Several preliminary investigations are needed to decide on diagnostic tool parameters, such as biomarkers, cutoffs, and assay design. The FDA recommends determining test parameters as early as possible to reserve trial samples for evaluating the diagnostic test. With clinical trial samples dedicated to refining cutoff values, there can be a need for additional bridging studies to prove the value of the CDx statistically.
Given the challenges surrounding CDx development, extensive coordination between those developing drugs and diagnostics is essential for productive clinical trials. Both teams need to work together to design their products and clinical trials so that the trial data generated can be used to analyze the quality of both products. Not having the diagnostic test approved at the same time as the therapeutic could delay approval of the therapeutic, although the FDA does make exceptions for some drugs deemed greatly needed and adequately safe to serve certain patient populations.
Future of diagnostics
Despite the challenges associated with CDx development, there are now 35 FDA-approved or cleared CDx, nine of which make use of antibodies.6 An array of antibody-based testing platforms are being used to further our understanding of disease pathogenesis, enabling further diagnostic tool development. These technologies provide a means to identify and test biomarkers for their association with favorable and unfavorable patient outcomes treated or not treated with therapeutics.
CDx enable robust patient stratification for drug efficacy subanalyses within specific patient subsets in clinical trials, with subsequent improvement to clinical trial success. Research is facilitating the development of diagnostics and CDx with the ability to improve the diagnosis, management, and prognosis across multiple diseases. With the extensive volume of ongoing clinical trials, there is an industry focus on personalized medicine, and with the growing availability of highly specific and revolutionary immunodiagnostic tests, the age of more personalized therapy is on the horizon.
1) Wang X, Bao Z, Zhang X, et al.

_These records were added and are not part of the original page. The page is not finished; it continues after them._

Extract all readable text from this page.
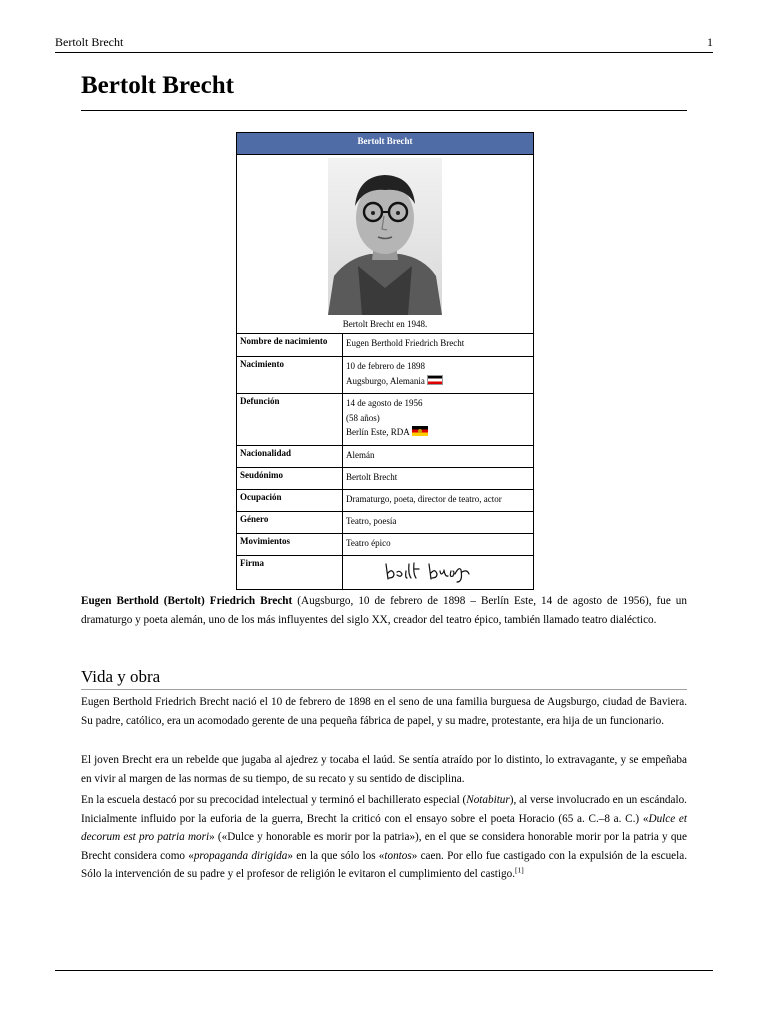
Bertolt Brecht	1
Bertolt Brecht
Bertolt Brecht
Bertolt Brecht en 1948.
Nombre de nacimiento	Eugen Berthold Friedrich Brecht
Nacimiento	10 de febrero de 1898
Augsburgo, Alemania
Defunción	14 de agosto de 1956
(58 años)
Berlín Este, RDA
Nacionalidad	Alemán
Seudónimo	Bertolt Brecht
Ocupación	Dramaturgo, poeta, director de teatro, actor
Género	Teatro, poesía
Movimientos	Teatro épico
Firma

Eugen Berthold (Bertolt) Friedrich Brecht (Augsburgo, 10 de febrero de 1898 – Berlín Este, 14 de agosto de 1956), fue un dramaturgo y poeta alemán, uno de los más influyentes del siglo XX, creador del teatro épico, también llamado teatro dialéctico.

Vida y obra

Eugen Berthold Friedrich Brecht nació el 10 de febrero de 1898 en el seno de una familia burguesa de Augsburgo, ciudad de Baviera. Su padre, católico, era un acomodado gerente de una pequeña fábrica de papel, y su madre, protestante, era hija de un funcionario.

El joven Brecht era un rebelde que jugaba al ajedrez y tocaba el laúd. Se sentía atraído por lo distinto, lo extravagante, y se empeñaba en vivir al margen de las normas de su tiempo, de su recato y su sentido de disciplina.

En la escuela destacó por su precocidad intelectual y terminó el bachillerato especial (Notabitur), al verse involucrado en un escándalo. Inicialmente influido por la euforia de la guerra, Brecht la criticó con el ensayo sobre el poeta Horacio (65 a. C.–8 a. C.) «Dulce et decorum est pro patria mori» («Dulce y honorable es morir por la patria»), en el que se considera honorable morir por la patria y que Brecht considera como «propaganda dirigida» en la que sólo los «tontos» caen. Por ello fue castigado con la expulsión de la escuela. Sólo la intervención de su padre y el profesor de religión le evitaron el cumplimiento del castigo.[1]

Effectiveness and safety of PD-1/PD-L1 inhibitors in the treatment of solid tumors: a systematic review and meta-analysis. Oncotarget. 2017;8(35):59901-59914.
2) Champiat S, Dercle L, Ammari S, et al. Hyperprogressive disease is a new pattern of progression in cancer patients treated by anti-PD-1/PD-L1. Clin Cancer Res. 2017;23(8):1920-1928.
3) National Institutes of Health. Genetics Home Reference. What is the Precision Medicine Initiative? 2018 Oct 30 [2018 Oct 30]. https://ghr.nlm.nih.gov/primer/precisionmedicine/initiative
4) National Institutes of Health, National Cancer Institute. Cancer Moonshot implementation. 2018 Oct 22 [cited 2018 Oct 30]. https://www.cancer.gov/research/key-initiatives/moonshot-cancer-initiative/implementation
5) US Food and Drug Administration. Principles for the codevelopment of an in vitro companion diagnostic device with a therapeutic product. Draft guidance for industry and Food and Drug Administration staff. 2016 Jul 15 [cited 2018 Oct 30]. https://www.fda.gov/downloads/MedicalDevices/DeviceRegulationandGuidance/GuidanceDocuments/UCM510824.pdf
6) US Food and Drug Administration. List of cleared or approved companion diagnostic devices (in vitro and imaging tools). 2018 Oct 24 [cited 2018 Oct 30]. https://www.fda.gov/MedicalDevices/ProductsandMedicalProcedures/InVitroDiagnostics/ucm301431.htm
7) Ray B, Liu W, Fenyö D. Adaptive multiview nonnegative matrix factorization algorithm for integration of multimodal biomedical data. Cancer Inform. 2017;16:1176935117725727.